Sexson, Boone, Wilson and White are there as their teams' only representative. Only Sexson makes my roster from that list, as an infield reserve with Vidro, Furcal, Lowell and Kent. My reserve outfielders are Edmonds, Gonzalez and Jones, plus Brian Giles of Pittsburgh and Richard Hidalgo of Houston, who I picked from a group of guys having similar years because I think he's having the best year I can remember anyone having immediately after being shot in the offseason, and ought to get something for that.
I can't believe the players didn't pick Brian Giles, a superb player having a fine year. It's even worse because Giles is the only Pirate worthy of an All-Star bid. Instead his team's representative will be Mike Williams, one of the usual legion of closers chosen because they have a lot of saves. Williams has 24 of them, which does nothing to hide the fact that he's having an atrocious year, with an earned-run average of 6.29 that isn't even a little bit misleading.
The other National League closers picked were John Smoltz of Atlanta, Eric Gagne of Los Angeles, Billy Wagner of Houston and Armando Benitez of New York, which ought to give Mets fans a heart attack.
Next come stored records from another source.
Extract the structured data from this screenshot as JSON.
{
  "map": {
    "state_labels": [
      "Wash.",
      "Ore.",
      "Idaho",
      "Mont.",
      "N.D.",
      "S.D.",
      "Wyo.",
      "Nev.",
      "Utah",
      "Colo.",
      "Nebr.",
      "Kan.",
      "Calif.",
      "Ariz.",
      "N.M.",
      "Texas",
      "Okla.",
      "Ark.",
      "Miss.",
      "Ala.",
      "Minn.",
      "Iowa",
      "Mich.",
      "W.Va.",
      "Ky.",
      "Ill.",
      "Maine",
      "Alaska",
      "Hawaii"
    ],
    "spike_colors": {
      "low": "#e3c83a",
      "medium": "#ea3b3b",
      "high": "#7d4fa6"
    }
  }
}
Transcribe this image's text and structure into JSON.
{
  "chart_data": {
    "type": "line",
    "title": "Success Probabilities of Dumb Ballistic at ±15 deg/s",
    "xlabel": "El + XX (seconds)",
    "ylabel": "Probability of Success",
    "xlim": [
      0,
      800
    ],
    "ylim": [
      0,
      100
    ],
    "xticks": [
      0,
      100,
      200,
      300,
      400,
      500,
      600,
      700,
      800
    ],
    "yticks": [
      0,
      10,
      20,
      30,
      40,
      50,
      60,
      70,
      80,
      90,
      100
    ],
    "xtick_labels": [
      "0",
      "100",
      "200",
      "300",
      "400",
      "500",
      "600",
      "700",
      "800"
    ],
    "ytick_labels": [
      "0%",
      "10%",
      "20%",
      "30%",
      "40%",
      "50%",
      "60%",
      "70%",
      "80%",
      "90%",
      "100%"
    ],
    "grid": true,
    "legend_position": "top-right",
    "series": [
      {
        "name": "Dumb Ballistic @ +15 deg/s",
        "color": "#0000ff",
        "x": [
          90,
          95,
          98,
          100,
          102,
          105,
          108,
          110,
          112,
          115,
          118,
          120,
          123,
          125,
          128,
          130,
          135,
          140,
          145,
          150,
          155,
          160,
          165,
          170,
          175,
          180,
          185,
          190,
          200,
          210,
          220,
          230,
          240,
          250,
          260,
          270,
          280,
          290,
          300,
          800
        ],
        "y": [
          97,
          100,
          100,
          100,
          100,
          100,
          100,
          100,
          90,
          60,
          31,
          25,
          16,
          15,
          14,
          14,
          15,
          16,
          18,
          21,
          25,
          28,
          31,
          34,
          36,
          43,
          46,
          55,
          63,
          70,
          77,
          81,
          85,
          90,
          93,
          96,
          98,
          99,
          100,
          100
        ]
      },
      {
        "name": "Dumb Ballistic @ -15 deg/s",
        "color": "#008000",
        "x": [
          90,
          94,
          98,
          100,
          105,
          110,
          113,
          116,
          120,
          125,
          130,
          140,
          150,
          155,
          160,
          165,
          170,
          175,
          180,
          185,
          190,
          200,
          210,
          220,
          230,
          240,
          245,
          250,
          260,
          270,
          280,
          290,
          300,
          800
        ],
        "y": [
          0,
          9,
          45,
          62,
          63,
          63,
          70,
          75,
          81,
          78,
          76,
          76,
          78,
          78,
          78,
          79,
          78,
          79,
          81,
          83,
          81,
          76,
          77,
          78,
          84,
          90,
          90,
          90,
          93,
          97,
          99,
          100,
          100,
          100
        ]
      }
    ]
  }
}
That's because Mets fans think Benitez is having the year that Williams is having.
But that's five closers on the All-Star team. The A.L. has four closers. What other position in baseball sends so many people to the All-Star Game? Can you imagine five third basemen from one league making it? Of course not. Smoltz and Gagne are having All-Star years. The others, like most closers, are just ordinary relievers who pile up saves, a meaningless statistic. For that, they're overpaid and over-honored.
The N.L. starting pitchers are Kevin Brown of Los Angeles, Shawn Chacon of Colorado, Mark Prior and Kerry Wood of Chicago, Woody Williams of St. Louis, Jason Schmidt of San Francisco, Russ Ortiz of Atlanta and Randy Wolf of Philadelphia. I had all of them on my roster except Wood and Ortiz. In their place I picked Brown's teammate Hideo Nomo and Steve Trachsel of New York, who I chose as the lone Met so I wouldn't have to have Benitez on my team. In place of Benitez, Wagner and Williams, I had a pair of middle relievers -- I like to think of them as closers without saves -- Octavio Dotel of Houston and Kent Mercker of Cincinnati, who makes it as my only Red. He's no more qualified than Aaron Boone, but this way I get to have Kent on the team.
The A.L. starters are Esteban Loaiza of Chicago, Roy Halladay of Toronto, Jamie Moyer of Seattle, Mark Mulder and Barry Zito of Oakland and C.C. Sabathia of Cleveland. I had the first four, but not the last two. Instead I had Gil Meche of Seattle, Sidney Ponson of Baltimore and Mike Mussina and David Wells of New York. Something's funny when I'm picking more Yankees for the All-Star Game than are actually going to be there.
The four closers on the team are Eddie Guardado of Minnesota, Keith Foulke of Oakland, Mike MacDougal of Kansas City and Lance Carter, the token Tampa Bay Devil Ray. I'll take Foulke and MacDougal and throw the other two back. The insiders should get some love for taking two middle relievers, Brendan Donnelly of Anaheim and Shigetoshi Hasegawa of Seattle. They're both fine choices, but I had Donnelly and Al Levine of Tampa Bay, who I'd rather have as the token Devil Ray than Carter, just to keep another "closer" off the team.
You'll notice that Roger Clemens' name is absent, which surprised me. I figured that since he's said he's going to retire and he just got his 300th win, he'd get a lifetime achievement All-Star invite, the way Cal Ripken Jr. did in his last year. And Clemens is actually having a decent year, though it's not an All-Star year.
I wouldn't be surprised if Clemens gets that invite by way of the fans, who get to name the 32nd and last player in each league by Internet vote.
If the fans don't pick Clemens, maybe he can twirl a ribbon in the pre-game ceremonies.